As the first rays of the rising sun struck the stars and stripes floating over the Court-house, and the sound of distant drum and fife announced the coming in of the Poganuc Rangers, Dolly was so excited that she burst into tears.
"What in the world are you crying for, Dolly?" said Bill rather impatiently. "I don't see any thing to cry about."
"I can't help it, Will," said Dolly, wiping her eyes, "it's so glorious!"
"If that isn't just like a girl!" said Bill. Contempt could go no farther, and Dolly retreated abashed. She was a girl – there was no help for that; but for this one day she envied the boys – the happy boys who might some day grow up and fight for their country, and do something glorious like General Washington. Meanwhile, from mouth to mouth, every one was giving in advance an idea of what the splendors of the day were to be.
"I tell ye," said Abe Bowles, "this 'ere's goin' to be a reel slam-bang, this 'ere is. Colonel Davenport is a goin' to review the troops, and wear the very same uniform he wore at Long Island.
"Yes," said Liph Kingsley, "and old Cæsar's goin' to wear his uniform and wait on the colonel. Tell ye what, the old snowball is on his high heels this morning – got a suit of the colonel's old uniform. Won't he strut and show his ivories!"
"Hulloa, boys, there's going to be a sham fight; Hiel told me so," said Bob Cushing. "Some are going to be British and some Americans, and the Americans are going to whip the British and make 'em run."
"Tell ye what," said Jake Freeman, "there'll be a bangin' and poppin'! won't there, boys!"

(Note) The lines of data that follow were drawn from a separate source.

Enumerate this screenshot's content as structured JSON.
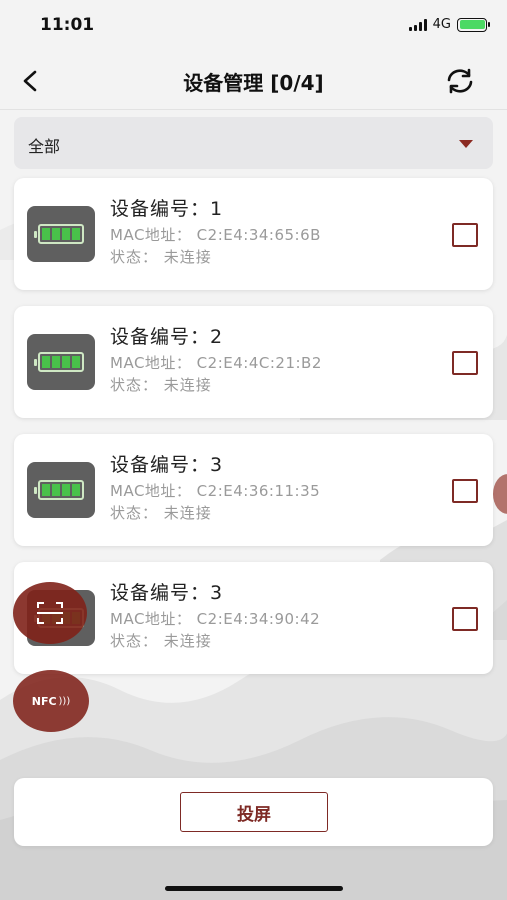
{
  "status_bar": {
    "time": "11:01",
    "network": "4G"
  },
  "nav": {
    "title": "设备管理 [0/4]",
    "back_icon": "chevron-left-icon",
    "refresh_icon": "refresh-icon"
  },
  "filter": {
    "selected": "全部",
    "arrow_color": "#8b2a22"
  },
  "devices": [
    {
      "name": "设备编号：1",
      "mac": "MAC地址：  C2:E4:34:65:6B",
      "state": "状态：  未连接",
      "checked": false
    },
    {
      "name": "设备编号：2",
      "mac": "MAC地址：  C2:E4:4C:21:B2",
      "state": "状态：  未连接",
      "checked": false
    },
    {
      "name": "设备编号：3",
      "mac": "MAC地址：  C2:E4:36:11:35",
      "state": "状态：  未连接",
      "checked": false
    },
    {
      "name": "设备编号：3",
      "mac": "MAC地址：  C2:E4:34:90:42",
      "state": "状态：  未连接",
      "checked": false
    }
  ],
  "fabs": {
    "scan_icon": "scan-icon",
    "nfc_label": "NFC"
  },
  "bottom": {
    "cast_label": "投屏"
  },
  "colors": {
    "accent": "#7e2a25",
    "battery_green": "#49c14a",
    "card_bg": "#ffffff"
  }
}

"Oh," said Dolly, who irrepressibly was following her brothers into the throng, "they won't really shoot anybody, will they?"
"Oh no, they'll only fire powder, of course," said Bill majestically, "don't you know that?"
Dolly was rebuked and relieved at once.
"I say, boys," said Nabby, appearing suddenly among the throng, "your ma says you must come right home to breakfast this minit; and you, Dolly Cushing, what are you out here for, round among the fellers like a tom-boy? Come right home."
"Why, Nabby, I wanted to see!" pleaded Dolly.
"Oh yes, you're allers up to everything and into everything, and your hair not brushed nor nothin'. You'll see it all in good time – come right away. Don't be a-lookin' at them trainers, now," she added, giving herself, however, a good observing glance to where across the green a knot of the Poganuc Rangers were collecting, and where Hiel, in full glory of his uniform, with his gold epaulets and cocked hat, was as busy and impressive as became the situation.
"Oh, Nabby, do look; there's Hiel," cried Dolly.
"Yes, yes; I see plain enough there's Hiel," said Nabby; "he thinks he's mighty grand, I suppose. He'll be conceiteder'n ever, I expect."
Just at that moment Hiel, recognizing Nabby, took off his gold-laced hat and bowed with a graceful flourish.
Nabby returned a patronizing little nod, and either the morning dawn, or the recent heat of the kitchen fire, or something, flushed her cheeks. It was to be remarked in evidence of the presence of mind that distinguishes the female sex that, though she had been sent out on a hurried errand to call the children, yet she had on her best bonnet, and every curl of her hair had evidently been carefully and properly attended to that morning.